Role Overview
We are looking for a highly motivated HW/Algorithm Co-Design Engineer to join our NPU Hardware Architecture Team. In this role, you will operate at the critical intersection of AI model innovation and silicon architecture, working closely with both algorithm and hardware teams to ensure that state-of-the-art models are efficiently mapped, optimized, and deployed on our in-house NPU platform.

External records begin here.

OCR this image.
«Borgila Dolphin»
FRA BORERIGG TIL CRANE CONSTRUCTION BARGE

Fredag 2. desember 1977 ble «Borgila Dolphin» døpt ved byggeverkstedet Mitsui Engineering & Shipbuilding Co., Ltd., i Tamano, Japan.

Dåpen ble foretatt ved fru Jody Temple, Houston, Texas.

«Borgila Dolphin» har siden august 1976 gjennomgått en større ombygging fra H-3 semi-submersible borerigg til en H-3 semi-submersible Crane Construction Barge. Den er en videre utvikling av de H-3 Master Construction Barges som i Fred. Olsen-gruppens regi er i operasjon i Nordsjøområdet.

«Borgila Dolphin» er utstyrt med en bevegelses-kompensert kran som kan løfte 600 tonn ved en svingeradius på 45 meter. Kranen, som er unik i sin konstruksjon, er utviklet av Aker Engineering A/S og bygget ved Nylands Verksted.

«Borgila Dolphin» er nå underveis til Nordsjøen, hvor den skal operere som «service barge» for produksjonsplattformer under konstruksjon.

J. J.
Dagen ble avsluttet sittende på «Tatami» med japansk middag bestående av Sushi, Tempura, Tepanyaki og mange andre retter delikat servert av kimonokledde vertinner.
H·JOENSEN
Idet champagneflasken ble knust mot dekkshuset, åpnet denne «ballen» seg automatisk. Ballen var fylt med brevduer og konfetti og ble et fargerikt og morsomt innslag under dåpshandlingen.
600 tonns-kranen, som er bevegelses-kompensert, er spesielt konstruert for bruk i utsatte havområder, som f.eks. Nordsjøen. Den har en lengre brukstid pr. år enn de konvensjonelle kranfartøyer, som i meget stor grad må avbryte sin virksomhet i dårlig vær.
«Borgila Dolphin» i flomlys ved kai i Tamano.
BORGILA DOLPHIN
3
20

This is a high-impact role for engineers who are passionate about bridging the gap between model designand hardware execution. You will help shape model-friendly architecture practices, drive cross-functional optimization, and influence the evolution of next-generation AI computing platforms from a system-level perspective.
Key Responsibilities
- Partner closely with algorithm teams to understand model architectures, operator patterns, training/inference workflows, and deployment requirements, and guide them toward NPU-friendly design choices.
- Analyze AI models from a hardware architecture perspective, identifying bottlenecks in compute, memory access, data movement, bandwidth utilization, and parallelism.

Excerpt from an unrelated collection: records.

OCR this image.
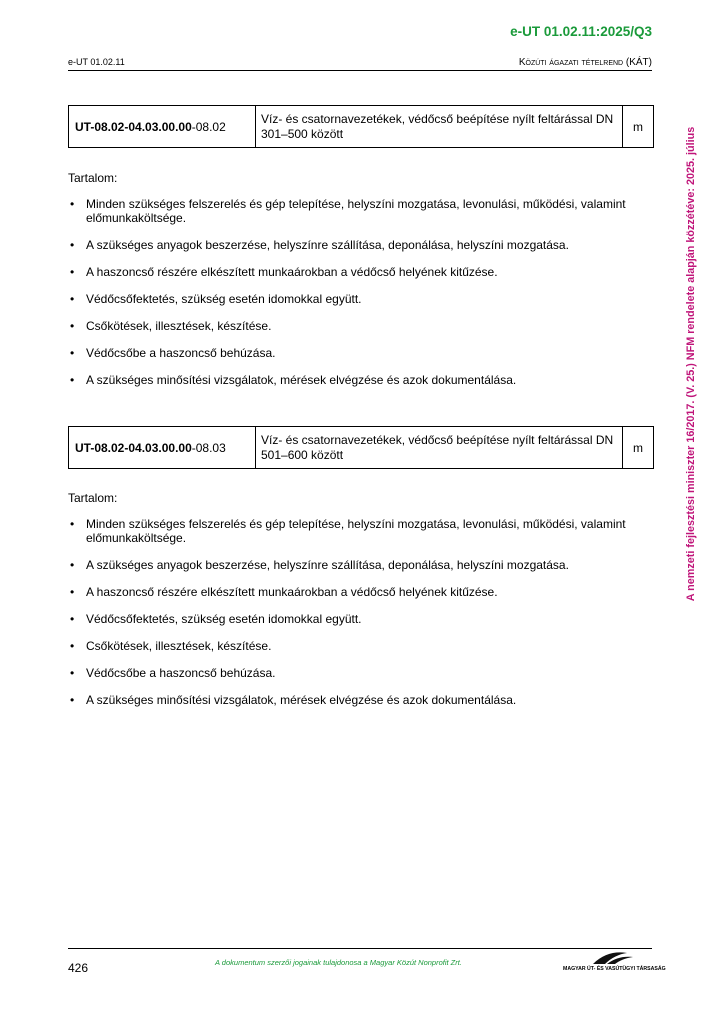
e-UT 01.02.11:2025/Q3
e-UT 01.02.11	Közúti ágazati tételrend (KÁT)
A nemzeti fejlesztési miniszter 16/2017. (V. 25.) NFM rendelete alapján közzétéve: 2025. július
UT-08.02-04.03.00.00-08.02	Víz- és csatornavezetékek, védőcső beépítése nyílt feltárással DN 301–500 között	m
Tartalom:
• Minden szükséges felszerelés és gép telepítése, helyszíni mozgatása, levonulási, működési, valamint előmunkaköltsége.
• A szükséges anyagok beszerzése, helyszínre szállítása, deponálása, helyszíni mozgatása.
• A haszoncső részére elkészített munkaárokban a védőcső helyének kitűzése.
• Védőcsőfektetés, szükség esetén idomokkal együtt.
• Csőkötések, illesztések, készítése.
• Védőcsőbe a haszoncső behúzása.
• A szükséges minősítési vizsgálatok, mérések elvégzése és azok dokumentálása.
UT-08.02-04.03.00.00-08.03	Víz- és csatornavezetékek, védőcső beépítése nyílt feltárással DN 501–600 között	m
Tartalom:
• Minden szükséges felszerelés és gép telepítése, helyszíni mozgatása, levonulási, működési, valamint előmunkaköltsége.
• A szükséges anyagok beszerzése, helyszínre szállítása, deponálása, helyszíni mozgatása.
• A haszoncső részére elkészített munkaárokban a védőcső helyének kitűzése.
• Védőcsőfektetés, szükség esetén idomokkal együtt.
• Csőkötések, illesztések, készítése.
• Védőcsőbe a haszoncső behúzása.
• A szükséges minősítési vizsgálatok, mérések elvégzése és azok dokumentálása.
426	A dokumentum szerzői jogainak tulajdonosa a Magyar Közút Nonprofit Zrt.
MAGYAR ÚT- ÉS VASÚTÜGYI TÁRSASÁG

- Drive hardware/algorithm co-design initiatives to improve model efficiency, performance, energy efficiency, and deployability on our in-house NPU.
- Define and promote best practices for NPU-friendly model design, including operator selection, graph patterns, quantization readiness, memory-efficient structures, and execution-friendly network topologies.
- Collaborate with hardware architects, compiler engineers, runtime/software teams, and algorithm researchers to enable end-to-end optimization across the full stack.
- Evaluate emerging AI models and workload trends, and identify opportunities to improve future NPU capabilities through architecture-aware algorithm guidance.
- Serve as a technical bridge between algorithm innovation and hardware realization, ensuring that advanced models can be translated into scalable and efficient production deployments.
Qualifications
- Master’s degree or above in Computer Science, Electrical Engineering, Computer Engineering, Applied Mathematics, or a related field.
- 3+ years of relevant industry experience, preferably in AI accelerators, NPU/GPU architecture, deep learning systems, or hardware/software co-design.
- Strong understanding of deep learning fundamentals and modern model architectures such as CNNs, Transformers, and other large-scale AI models.
- Solid knowledge of AI accelerator architecture concepts, including compute engines, memory hierarchy, dataflow, bandwidth constraints, and parallel execution.
- Proven ability to analyze model behavior and identify architecture-sensitive performance bottlenecks.
- Familiarity with common AI frameworks and deployment toolchains such as PyTorch, ONNX, and model profiling/optimization tools.
- Strong problem-solving skills, with the ability to reason across algorithm, software, and hardware layers.
- Excellent communication and cross-functional collaboration skills, with the ability to work effectively across multiple engineering disciplines.
Preferred Qualifications
- Experience with in-house NPU/ASIC development, AI compiler stacks, or performance modeling for ML workloads.
- Familiarity with model optimization techniques such as quantization, sparsity, operator fusion, graph optimization, and low-precision computation.
- Hands-on experience optimizing real-world workloads in areas such as computer vision, autonomous driving, multimodal AI, or large language models.
- Experience in workload characterization, roofline analysis, memory bandwidth analysis, or architecture/performance tradeoff studies.
- Demonstrated success influencing model design decisions based on hardware execution characteristics.
What We Value
- A system-level mindset and the ability to connect model behavior with architectural implications.
- Strong technical curiosity and the drive to push both algorithm efficiency and hardware capability forward.
- A practical engineering approach focused not only on making models run, but on making them run efficiently, robustly, and competitively on our platform.
- The ability to thrive in a highly collaborative environment where architecture, software, and algorithms evolve together.